CD Reviews | CTD (Briefly Noted) | JFL (Dip Your Ears) | DVD Reviews

16.8.05

Summer Opera: Rameau's Zoroastre in Drottningholm

Drottningholm SlottsteaterA few days ago, I wrote a post (Saving Drottningholm Court Theater, August 10) about the famous Baroque court theater at Drottningholm Palace, outside of Stockholm. Shortly thereafter, I came across an article (A Drottningholm, le baroque en son écrin, August 14) by Renaud Machart in Le Monde on the same subject (my translation):

It has to be said: the façade of the legendary theater in Drottningholm ("the Queen's island"), located on the grounds of the Swedish royal family's palace, which it still occupies, is disappointing for those who are expecting to find a Rococo building. In fact, if you put the SNCF sign on the front, the building would almost look like a small town's railway station. [...]

At the court of Gustave III (1746-1792), everyone spoke, read, and wrote French. The monarch, who had visited the Kingdom of France in 1771, also had a troupe of French actors in permanent residence, who performed Grand Siècle classics, as well as Beaumarchais. Many 18th-century operas were performed also, but never Rameau or Mozart. The king ended all relations with France at the Revolution (calling the new government "orangutans") but was himself assassinated in the theater, in 1792, by a plot of the nobles, furious at having seen their privileges eroded by his. This event inspired operas: Auber's Gustave III, ou Le Bal masqué (1833) and Verdi's Un Ballo in Maschera (1859) on the same libretto by Eugène Scribe. After the sovereign's death, the theater was left practically unused through the beginning of the 20th century, which explains the miraculous state in which it was found in 1921.
Machart was in Sweden to see the production of Rameau's Zoroastre conducted by Christophe Rousset from France (the last of this summer's three operas). In the article, he describes the tour of the backstage machinery that Rousset led him on. In the same day's issue of Le Monde, there was also Machart's review of Zoroastre (Luxure musicale et sobriété dramatique pour le "Zoroastre" de Rameau, August 14):
There are two unforgettable acoustic experiences for any music-loving festival-goer: that of the Bayreuth theater, constructed precisely for the operas of Richard Wagner, and that of the little Drottningholm royal theater, ideal for the operas of the 18th century. [...] The great Swedish singer Elisabeth Söderström, who was the theater's artistic director for several years, had it right when she said that this theater's sound has "the same magic as that of a Stradivarius."

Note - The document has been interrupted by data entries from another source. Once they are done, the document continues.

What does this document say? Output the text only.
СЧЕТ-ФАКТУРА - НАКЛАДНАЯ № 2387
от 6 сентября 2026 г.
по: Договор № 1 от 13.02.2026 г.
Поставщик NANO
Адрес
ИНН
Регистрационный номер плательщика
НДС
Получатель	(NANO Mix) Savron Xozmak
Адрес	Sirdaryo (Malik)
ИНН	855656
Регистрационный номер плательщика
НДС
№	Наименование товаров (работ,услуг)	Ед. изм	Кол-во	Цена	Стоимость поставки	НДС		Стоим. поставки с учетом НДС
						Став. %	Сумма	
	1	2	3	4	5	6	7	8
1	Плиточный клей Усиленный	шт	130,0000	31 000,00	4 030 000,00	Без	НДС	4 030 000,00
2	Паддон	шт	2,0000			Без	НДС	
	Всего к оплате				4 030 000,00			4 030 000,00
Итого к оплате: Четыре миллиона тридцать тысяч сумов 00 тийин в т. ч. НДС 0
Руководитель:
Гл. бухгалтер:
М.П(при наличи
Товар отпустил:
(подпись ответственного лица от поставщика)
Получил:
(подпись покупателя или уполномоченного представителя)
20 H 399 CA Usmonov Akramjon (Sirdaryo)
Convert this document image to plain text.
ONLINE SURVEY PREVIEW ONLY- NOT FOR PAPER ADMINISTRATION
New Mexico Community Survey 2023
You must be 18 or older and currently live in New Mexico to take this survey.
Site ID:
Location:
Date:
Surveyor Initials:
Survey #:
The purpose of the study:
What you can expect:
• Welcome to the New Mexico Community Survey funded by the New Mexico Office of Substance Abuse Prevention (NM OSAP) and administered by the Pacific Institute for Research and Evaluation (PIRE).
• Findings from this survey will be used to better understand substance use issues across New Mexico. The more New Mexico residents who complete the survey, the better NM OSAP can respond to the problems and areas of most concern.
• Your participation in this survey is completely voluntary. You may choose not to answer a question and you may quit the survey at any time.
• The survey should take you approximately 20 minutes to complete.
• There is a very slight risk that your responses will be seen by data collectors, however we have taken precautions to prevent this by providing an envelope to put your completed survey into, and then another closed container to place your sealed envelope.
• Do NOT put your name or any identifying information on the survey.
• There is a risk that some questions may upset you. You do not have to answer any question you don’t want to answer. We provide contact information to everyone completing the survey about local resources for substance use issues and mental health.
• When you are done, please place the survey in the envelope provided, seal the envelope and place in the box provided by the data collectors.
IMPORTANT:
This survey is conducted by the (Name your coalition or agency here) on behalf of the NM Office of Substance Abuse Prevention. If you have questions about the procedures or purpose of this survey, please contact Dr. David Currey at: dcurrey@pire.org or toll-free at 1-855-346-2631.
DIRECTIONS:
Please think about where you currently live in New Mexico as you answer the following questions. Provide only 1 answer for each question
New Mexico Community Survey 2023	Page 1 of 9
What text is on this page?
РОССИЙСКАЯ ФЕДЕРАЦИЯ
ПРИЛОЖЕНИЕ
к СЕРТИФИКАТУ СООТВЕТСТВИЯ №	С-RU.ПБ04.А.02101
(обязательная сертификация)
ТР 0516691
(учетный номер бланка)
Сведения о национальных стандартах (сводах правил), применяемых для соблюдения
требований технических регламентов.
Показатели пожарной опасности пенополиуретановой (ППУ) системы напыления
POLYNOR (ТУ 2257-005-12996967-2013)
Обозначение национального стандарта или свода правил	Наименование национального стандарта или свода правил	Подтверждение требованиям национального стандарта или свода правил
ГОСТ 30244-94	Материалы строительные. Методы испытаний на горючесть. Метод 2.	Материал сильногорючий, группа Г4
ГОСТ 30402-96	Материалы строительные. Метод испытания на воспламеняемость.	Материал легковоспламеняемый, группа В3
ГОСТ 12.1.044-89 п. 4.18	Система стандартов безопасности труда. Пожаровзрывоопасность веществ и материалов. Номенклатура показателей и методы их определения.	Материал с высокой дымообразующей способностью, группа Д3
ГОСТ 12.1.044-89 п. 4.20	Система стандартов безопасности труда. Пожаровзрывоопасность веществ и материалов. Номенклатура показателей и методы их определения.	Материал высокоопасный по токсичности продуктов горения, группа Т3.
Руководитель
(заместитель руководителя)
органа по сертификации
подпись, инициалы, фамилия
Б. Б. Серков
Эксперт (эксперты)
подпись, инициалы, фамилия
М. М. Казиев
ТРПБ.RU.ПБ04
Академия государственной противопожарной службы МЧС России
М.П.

When, on Friday, August 12, the conductor Christophe Rousset launched his musicians into the almost raging overture of Zoroastre, an extraordinary opera by Jean-Philippe Rameau, not staged much, one felt oneself trapped in a beam of harmonious vibrations. The sound has presence, energy, grain. It was dry, but a muscled and not woody dryness, a fullness in this wooden background. The sonic force was decoupled when the singers came to the edge of the stage, where the sound is the most ideal. One's ears were filled: Rameau played like this is an orgy of sound.
The same team of artists and musicians, led by Christophe Rousset, will reconvene next summer for a production of Rameau's wonderful mythological opera Castor et Pollux. Perhaps the Ionarts junket of European opera festivals next summer should include Drottningholm along with Savonlinna?